Tuesday, December 9, 2008

Is this our future? - TheAge

Paul Austin
...It was in May 2006, that Brumby's predecessor, Steve Bracks, announced as part of his grand transport plan that $5 million would be spent commissioning an "east-west needs assessment" by international transport guru Sir Rod Eddington.

Sir Rod's brief was to advise on new transport connections between the Western Ring Road and the Eastern Freeway. The headline recommendation in his report, released in April this year, was a road tunnel from the west to the Eastern Freeway. That tunnel came to symbolise in the public mind what the Eddington Report was all about.

Yesterday's plan was the Government's response to Eddington (and a lot more besides). But guess what? The most compelling part of Eddington is not even in Brumby's plan, which we are assured is a blueprint for the state through to 2021.

Cabinet has determined that all the other plans and projects listed in the Brumby plan are more important than Eddington's tunnel.

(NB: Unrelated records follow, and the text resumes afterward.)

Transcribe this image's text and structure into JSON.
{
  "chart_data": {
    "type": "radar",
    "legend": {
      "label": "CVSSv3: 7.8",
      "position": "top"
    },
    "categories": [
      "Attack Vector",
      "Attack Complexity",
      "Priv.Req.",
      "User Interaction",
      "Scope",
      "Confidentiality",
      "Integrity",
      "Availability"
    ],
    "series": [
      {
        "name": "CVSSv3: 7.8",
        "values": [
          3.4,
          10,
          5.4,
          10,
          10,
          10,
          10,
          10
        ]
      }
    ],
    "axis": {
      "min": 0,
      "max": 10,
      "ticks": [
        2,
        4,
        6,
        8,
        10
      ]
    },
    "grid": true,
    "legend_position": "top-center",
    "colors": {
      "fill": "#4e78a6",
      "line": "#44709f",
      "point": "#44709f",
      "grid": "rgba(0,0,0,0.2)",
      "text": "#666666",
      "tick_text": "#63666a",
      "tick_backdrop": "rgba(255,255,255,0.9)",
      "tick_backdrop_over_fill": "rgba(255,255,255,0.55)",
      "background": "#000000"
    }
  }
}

The Brumby plan makes considerable sense as a staged "closing the gap" exercise, particularly on the road network. So the roadblock at the end of EastLink is dealt with via a ring road around Frankston to Mount Martha. There will be a new road tunnel under the Maribyrnong, a "competitor" to the West Gate Bridge. Provision is made for an outer metropolitan ring road (starting at Avalon Airport and going around to the Hume Highway). And there is a commitment to build the "missing link" in the metropolitan ring road, to join the Eastern.

But a direct east-west road connection becomes the new "missing link". Brumby's message to those long-suffering commuters coming in on the Eastern is that his plan will do more for them than the Eddington tunnel ever would. It's an argument sure to test their patience.

The premier points out that the Eddington recommendation was for a tunnel with no off-ramps into central Melbourne. Brumby says, the "bulk" of the people queueing up at the end of the Eastern each morning are not trying to drive through to the west, but rather are edging towards the left lanes to turn south into Hoddle Street.

There's the next bottleneck. So guess what? Brumby announced yesterday as part of his grand transport plan that $5 million would be spent commissioning a north-south needs assessment, to advise on ways to free-up traffic flows down Hoddle Street, probably involving tunnels or fly-overs. And so the cycle continues, as successive governments try to keep up with the transport needs of a rapidly growing city. It is an endless work-in-progress...

Read the whole article at TheAge.com.au

Quite an obvious take on the VTP - that a LOT of it is asterisked that it is dependent upon Commonwealth funding. Even so, it is still concerning the amount of pro-East West Link car tunnel rhetoric that is still out there.